Sterol methyltransferase2: purification, properties, and inhibition

Expression of the Arabidopsis sterol methyltransferase2 (SMT2) cDNA in Escherichia coli yields a native protein, when purified to homogeneity, has the predicted molecular mass ca. 40 kDa on SDS–PAGE and recognizes native sterols synthesized by Arabidopsis with a Δ24(25)–bond (cycloartenol; Km 35 μM and kcat 0.001 s−1) and Δ24(28)-bond (24(28)-methylenelophenol; Km 28μM and kcat 0.01 s−1). Cycloartenol was converted to a single olefinic product-24(28)-methylenecycloartanol whereas 24(28)-methylenelophenol was converted to a mixture of three stereochemically related products with the Δ24(28)Z-ethylidene, Δ24(28)E-ethylidene, and Δ25(27)-24β-ethyl side chains. Structural determinants essential to activity were the nucleophilic features at C-3 and C-24. The double bond position in the sterol substrate influenced catalytic efficiency according to the order: side chain, Δ24(24)<Δ24(28) and nucleus, Δ7<Δ8<Δ5=9,19-cyclopropane. The 14α-methyl group was harmful to catalysis, reducing the suitability of cycloartenol as a substrate.
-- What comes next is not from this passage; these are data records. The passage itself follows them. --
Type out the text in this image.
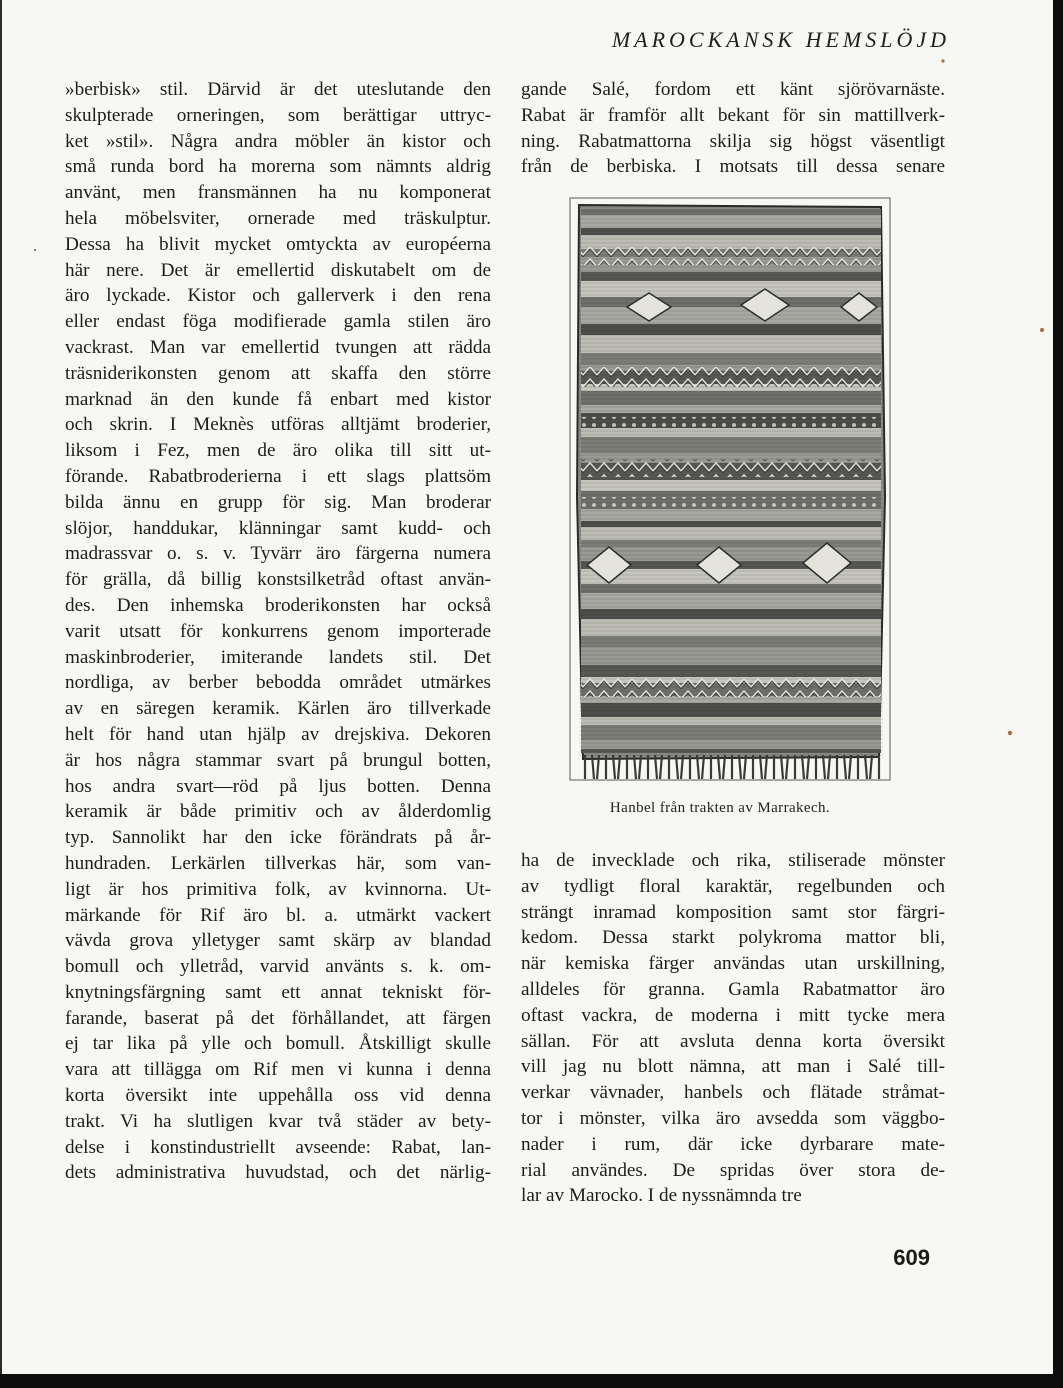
MAROCKANSK HEMSLÖJD
»berbisk» stil. Därvid är det uteslutande den
skulpterade orneringen, som berättigar uttryc-
ket »stil». Några andra möbler än kistor och
små runda bord ha morerna som nämnts aldrig
använt, men fransmännen ha nu komponerat
hela möbelsviter, ornerade med träskulptur.
Dessa ha blivit mycket omtyckta av européerna
här nere. Det är emellertid diskutabelt om de
äro lyckade. Kistor och gallerverk i den rena
eller endast föga modifierade gamla stilen äro
vackrast. Man var emellertid tvungen att rädda
träsniderikonsten genom att skaffa den större
marknad än den kunde få enbart med kistor
och skrin. I Meknès utföras alltjämt broderier,
liksom i Fez, men de äro olika till sitt ut-
förande. Rabatbroderierna i ett slags plattsöm
bilda ännu en grupp för sig. Man broderar
slöjor, handdukar, klänningar samt kudd- och
madrassvar o. s. v. Tyvärr äro färgerna numera
för grälla, då billig konstsilketråd oftast använ-
des. Den inhemska broderikonsten har också
varit utsatt för konkurrens genom importerade
maskinbroderier, imiterande landets stil. Det
nordliga, av berber bebodda området utmärkes
av en säregen keramik. Kärlen äro tillverkade
helt för hand utan hjälp av drejskiva. Dekoren
är hos några stammar svart på brungul botten,
hos andra svart—röd på ljus botten. Denna
keramik är både primitiv och av ålderdomlig
typ. Sannolikt har den icke förändrats på år-
hundraden. Lerkärlen tillverkas här, som van-
ligt är hos primitiva folk, av kvinnorna. Ut-
märkande för Rif äro bl. a. utmärkt vackert
vävda grova ylletyger samt skärp av blandad
bomull och ylletråd, varvid använts s. k. om-
knytningsfärgning samt ett annat tekniskt för-
farande, baserat på det förhållandet, att färgen
ej tar lika på ylle och bomull. Åtskilligt skulle
vara att tillägga om Rif men vi kunna i denna
korta översikt inte uppehålla oss vid denna
trakt. Vi ha slutligen kvar två städer av bety-
delse i konstindustriellt avseende: Rabat, lan-
dets administrativa huvudstad, och det närlig-
gande Salé, fordom ett känt sjörövarnäste.
Rabat är framför allt bekant för sin mattillverk-
ning. Rabatmattorna skilja sig högst väsentligt
från de berbiska. I motsats till dessa senare
Hanbel från trakten av Marrakech.
ha de invecklade och rika, stiliserade mönster
av tydligt floral karaktär, regelbunden och
strängt inramad komposition samt stor färgri-
kedom. Dessa starkt polykroma mattor bli,
när kemiska färger användas utan urskillning,
alldeles för granna. Gamla Rabatmattor äro
oftast vackra, de moderna i mitt tycke mera
sällan. För att avsluta denna korta översikt
vill jag nu blott nämna, att man i Salé till-
verkar vävnader, hanbels och flätade stråmat-
tor i mönster, vilka äro avsedda som väggbo-
nader i rum, där icke dyrbarare mate-
rial användes. De spridas över stora de-
lar av Marocko. I de nyssnämnda tre
609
On the basis of substrate activity and product distribution, SMT action was probed further using substrate (26,27-dehydrozymosterol: 26,27-DHZ) and intermediate (25-azacycloartenol: 25-AC) analogs of the SMT-catalyzed reactions. 26,27-DHZ was C-methylated to 26-homocholesta-8(9), 23(24)E, 26(26′)-trienol as well as 26-homocholesta-8(9),26(26′)-3β,24β-dienol by SMT2, Km of 15 μM, kcat of 0.001 s−1. In addition, 26,27-DHZ acted as a mechanism-based irreversible inhibitor that results in the specific covalent modification of SMT2, exhibiting Ki of 49 μM, kinact of 0.009 s−1 and partition ratio of 0.11. Substrate protection with zymosterol, 24(28)-methylenelophenol against 26,27-DHZ and similar inhibition of the first and second C1-transfer activities by the reversible inhibitor 25-AC of Ki 20 nM suggested the analogs interacted at the same active site. [28E-2H]- and [28Z-2H]24(28)-methylenelanosterols were paired with AdoMet and differences of 2H-incorporation in the enzyme-generated 24-ethyl olefins supported an antimechanism. The results suggest plant SMT2 has a position-specific substrate specificity for Δ24(25)-sterols and contains a single active center to catalyze the consecutive C1-transfer activities by substrate reaction channels similar to the fungal SMT1.